Le tribunal de commerce de Nantes, le 24 septembre 2025, ouvre une liquidation judiciaire simplifiée. Une société de restauration a déclaré sa cessation des paiements. Le représentant légal a sollicité cette procédure spéciale. Le tribunal constate l’absence de tout plan de redressement ou de cession possible. Il retient donc la procédure simplifiée et fixe la date de cessation des paiements au premier avril 2025.
La qualification de la situation économique
Le constat d’une impossibilité de redressement. Le tribunal relève l’état de cessation des paiements et une situation irrémédiablement compromise. Il note l’absence de perspective de plan de redressement avec apurement du passif. « Il n’existe aucune possibilité de présenter un plan de redressement avec apurement du passif » (Motifs).

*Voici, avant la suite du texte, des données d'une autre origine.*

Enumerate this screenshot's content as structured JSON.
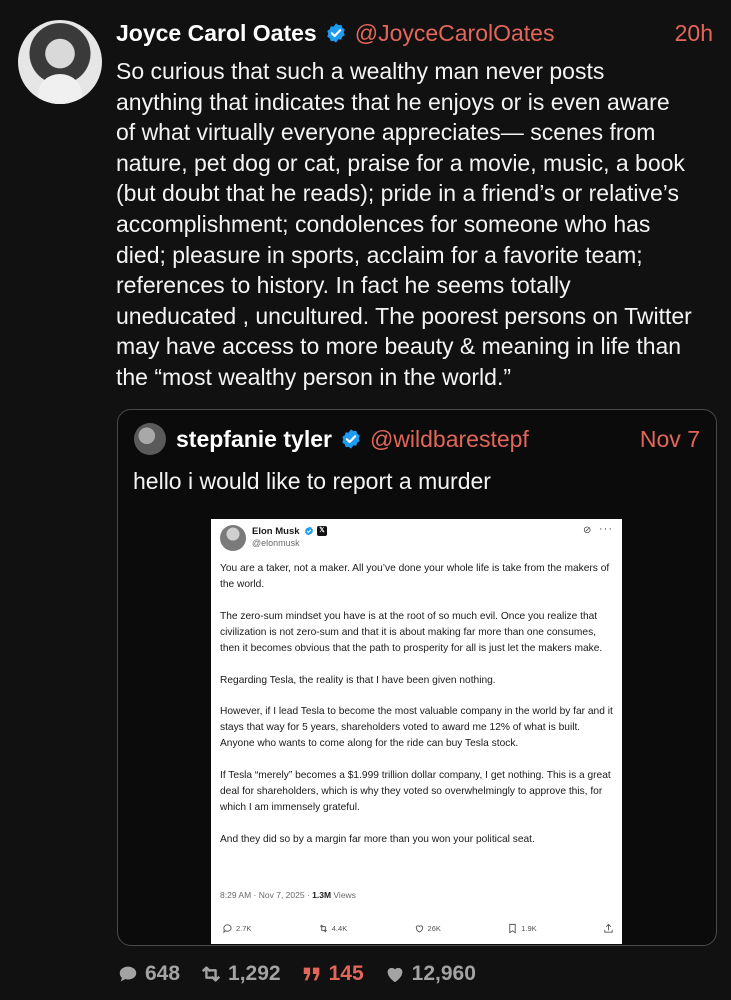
{
  "post": {
    "author_name": "Joyce Carol Oates",
    "handle": "@JoyceCarolOates",
    "time": "20h",
    "text": "So curious that such a wealthy man never posts\nanything that indicates that he enjoys or is even aware\nof what virtually everyone appreciates— scenes from\nnature, pet dog or cat, praise for a movie, music, a book\n(but doubt that he reads); pride in a friend’s or relative’s\naccomplishment; condolences for someone who has\ndied; pleasure in sports, acclaim for a favorite team;\nreferences to history.  In fact he seems totally\nuneducated , uncultured. The poorest persons on Twitter\nmay have access to more beauty & meaning in life than\nthe “most wealthy person in the world.”"
  },
  "quote": {
    "author_name": "stepfanie tyler",
    "handle": "@wildbarestepf",
    "time": "Nov 7",
    "text": "hello i would like to report a murder"
  },
  "embedded": {
    "author_name": "Elon Musk",
    "handle": "@elonmusk",
    "paragraphs": [
      "You are a taker, not a maker. All you’ve done your whole life is take from the makers of the world.",
      "The zero-sum mindset you have is at the root of so much evil. Once you realize that civilization is not zero-sum and that it is about making far more than one consumes, then it becomes obvious that the path to prosperity for all is just let the makers make.",
      "Regarding Tesla, the reality is that I have been given nothing.",
      "However, if I lead Tesla to become the most valuable company in the world by far and it stays that way for 5 years, shareholders voted to award me 12% of what is built. Anyone who wants to come along for the ride can buy Tesla stock.",
      "If Tesla “merely” becomes a $1.999 trillion dollar company, I get nothing. This is a great deal for shareholders, which is why they voted so overwhelmingly to approve this, for which I am immensely grateful.",
      "And they did so by a margin far more than you won your political seat."
    ],
    "timestamp": "8:29 AM · Nov 7, 2025 · ",
    "views_count": "1.3M",
    "views_label": " Views",
    "replies": "2.7K",
    "reposts": "4.4K",
    "likes": "26K",
    "bookmarks": "1.9K"
  },
  "footer": {
    "replies": "648",
    "reposts": "1,292",
    "quotes": "145",
    "likes": "12,960"
  },
  "colors": {
    "background": "#111111",
    "accent": "#e4665a",
    "verified": "#1d9bf0",
    "muted": "#a3a3a3"
  },
  "icons": [
    "verified-badge-icon",
    "x-logo-icon",
    "grok-icon",
    "more-icon",
    "reply-icon",
    "repost-icon",
    "like-icon",
    "bookmark-icon",
    "share-icon",
    "quote-icon"
  ]
}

L’exploitation est jugée déficitaire et non restructurable. Cette analyse justifie le rejet d’une procédure de redressement. Elle oriente nécessairement vers une liquidation des actifs.

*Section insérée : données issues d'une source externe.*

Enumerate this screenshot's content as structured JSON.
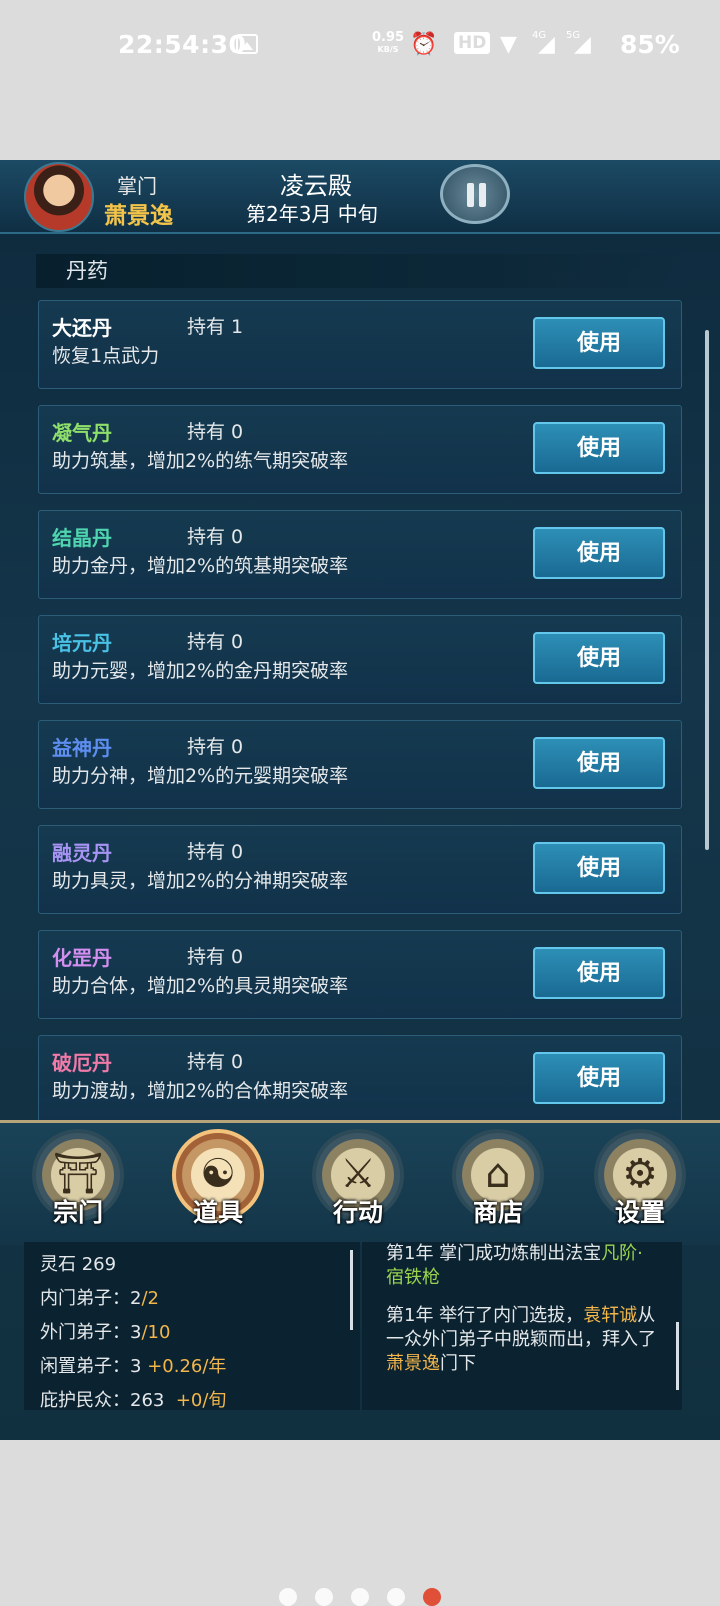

L’appréciation souveraine des conditions de la liquidation simplifiée. Le juge vérifie le respect des critères légaux pour cette procédure accélérée. « Il résulte des pièces produites que les conditions mises par les articles L.641-2, D.641-10 du code de commerce sont réunies » (Motifs). Cette vérification est essentielle pour protéger les intérêts des créanciers. Elle permet d’éviter une procédure longue et coûteuse inutilement. La décision assure ainsi une gestion efficace de l’insolvabilité.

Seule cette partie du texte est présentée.